Personal Finance (is a pain in the ass)

I try to keep track of my money, and make sure that income equals or exceeds spending. I know that sounds like a basic adulting skill, but I have to tell you, the way my brain works, if I don’t track these things regularly and in as much detail as possible, I quickly get underwater and in dire trouble. There are surely as many ways of managing money as there are people on the planet. But I have to make, update, and adjust a list that shows what I’ve got now, what bills are upcoming and what income I can plan on, and a rolling prediction of how much money I’ll have left over.

Close up of a spiral-bound paper notebook. The pages are covered in a square grid of lines. A crumpled up page sits on top of the open notebook, and a pencil, its eraser worn and the end covered in bite marks, rest on the page.
I used to budget the old-fashioned way, on paper with a pencil.

Right now I keep a Google spreadsheet. It has one tab per calendar year, with seven columns, left to right: Date (of transaction); Income; Due; Current; Payee; Paid; and Notes. Every month I paste in that month’s bills and expected income; and I drag down the formula that takes the balance, adds the income for that date, subtracts the bill for that date, and shows what I have left over for that date.

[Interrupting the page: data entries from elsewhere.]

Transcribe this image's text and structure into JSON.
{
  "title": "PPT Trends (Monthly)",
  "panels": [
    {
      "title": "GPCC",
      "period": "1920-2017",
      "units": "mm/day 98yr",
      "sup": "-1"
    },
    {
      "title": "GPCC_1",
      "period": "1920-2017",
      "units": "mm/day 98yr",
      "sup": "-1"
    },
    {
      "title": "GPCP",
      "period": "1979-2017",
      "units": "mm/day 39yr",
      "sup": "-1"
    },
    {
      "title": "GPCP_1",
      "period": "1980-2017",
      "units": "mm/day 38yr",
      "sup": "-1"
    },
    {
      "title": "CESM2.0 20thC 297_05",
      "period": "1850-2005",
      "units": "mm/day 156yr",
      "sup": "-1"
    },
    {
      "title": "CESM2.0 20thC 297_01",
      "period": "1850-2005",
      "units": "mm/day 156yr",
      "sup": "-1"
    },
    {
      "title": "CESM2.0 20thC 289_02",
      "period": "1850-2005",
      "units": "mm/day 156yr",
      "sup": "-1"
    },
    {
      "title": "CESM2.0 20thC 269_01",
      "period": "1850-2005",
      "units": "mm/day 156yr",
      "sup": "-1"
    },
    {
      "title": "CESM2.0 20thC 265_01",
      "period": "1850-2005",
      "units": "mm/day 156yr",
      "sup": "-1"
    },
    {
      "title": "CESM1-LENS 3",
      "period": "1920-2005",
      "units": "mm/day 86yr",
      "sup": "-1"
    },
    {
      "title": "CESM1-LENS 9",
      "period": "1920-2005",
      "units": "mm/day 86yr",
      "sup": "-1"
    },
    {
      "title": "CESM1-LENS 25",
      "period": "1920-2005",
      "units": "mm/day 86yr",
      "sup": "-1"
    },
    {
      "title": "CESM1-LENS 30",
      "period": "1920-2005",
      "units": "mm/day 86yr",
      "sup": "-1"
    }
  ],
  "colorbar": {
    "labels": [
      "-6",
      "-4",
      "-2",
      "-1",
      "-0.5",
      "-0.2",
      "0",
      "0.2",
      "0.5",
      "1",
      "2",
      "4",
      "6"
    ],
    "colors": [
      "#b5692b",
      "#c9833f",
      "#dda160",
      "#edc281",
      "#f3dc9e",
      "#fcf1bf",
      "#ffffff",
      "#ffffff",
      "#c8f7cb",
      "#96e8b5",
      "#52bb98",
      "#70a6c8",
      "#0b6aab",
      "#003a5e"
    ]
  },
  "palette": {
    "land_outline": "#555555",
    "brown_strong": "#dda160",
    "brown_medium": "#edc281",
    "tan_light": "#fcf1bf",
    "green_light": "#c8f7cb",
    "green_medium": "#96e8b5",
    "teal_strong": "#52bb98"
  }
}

I’ve tried other budgeting software. To me, most of them are focused on the past and the current. They don’t let me look foward. So I developed this approach. I was actually re-creating a web app known as Quicken Online. In 2007, it was great because it could pull in bank information so the users didn’t have to manually enter everything. We could add in ongoing and future payments. I loved it. Then it merged with Mint.com (not the current cell phone company, a budgeting web app) and all the features I loved went away. It was a sad day.

Having a web app was great because I could log in anywhere that had an internet connection and see the same data. You think that’s boring, but it was not a standard feature in 2006, let me tell you. And when I got an iPhone in 2007, I could carry that information around in my pocket. Transformative, for me, at least. So that’s why I love my Google spreadsheet; it’s available whereever I have an internet connection, which is 98% of my life.

Prior to that, I used a system that I had learned from a book that I read in the mid-1990s, “How to Get Out Of Debt, Stay Out Of Debt, and Live Prosperously“, a ponderous title for a self-help book. The author, Jerrold Mundis, basically applied the 12-step program to money and debt. I didn’t care for the philosophical elements but the practical elements of tracking spending worked very well for me, as long as I stuck with it. My master list of monthly expenses were kept in a notebook, and I carried a smaller notebook with me where I wrote down everything I bought, and then at the end of every day I added it all up. I began keeping receipts, shoving them in my wallet for later accounting. And I liked knowing what I had left, even if it was going to be negative.

That’s an important point: I track my spending even when I know it’s going to result in a negative balance. Sure, sometimes I get anxiety and feel like I don’t want to know. That urge to ignore it was stronger in the past than it is now. I view it as what it is: a number without any inherent meaning beyond a cash balance. It doesn’t define me as a person. It’s a resource that sometimes I have more or less of. I don’t always find it easy to do the addition and subtraction necessary to get that number, but I do it, and I do it often enough that I can use it to adjust things.

Or to ask for help if I need it. Learning that was also a hard lesson but it is habit now. My friends and family want to help if they can. Hey, maybe I did learn the philosophical parts of that book, after all?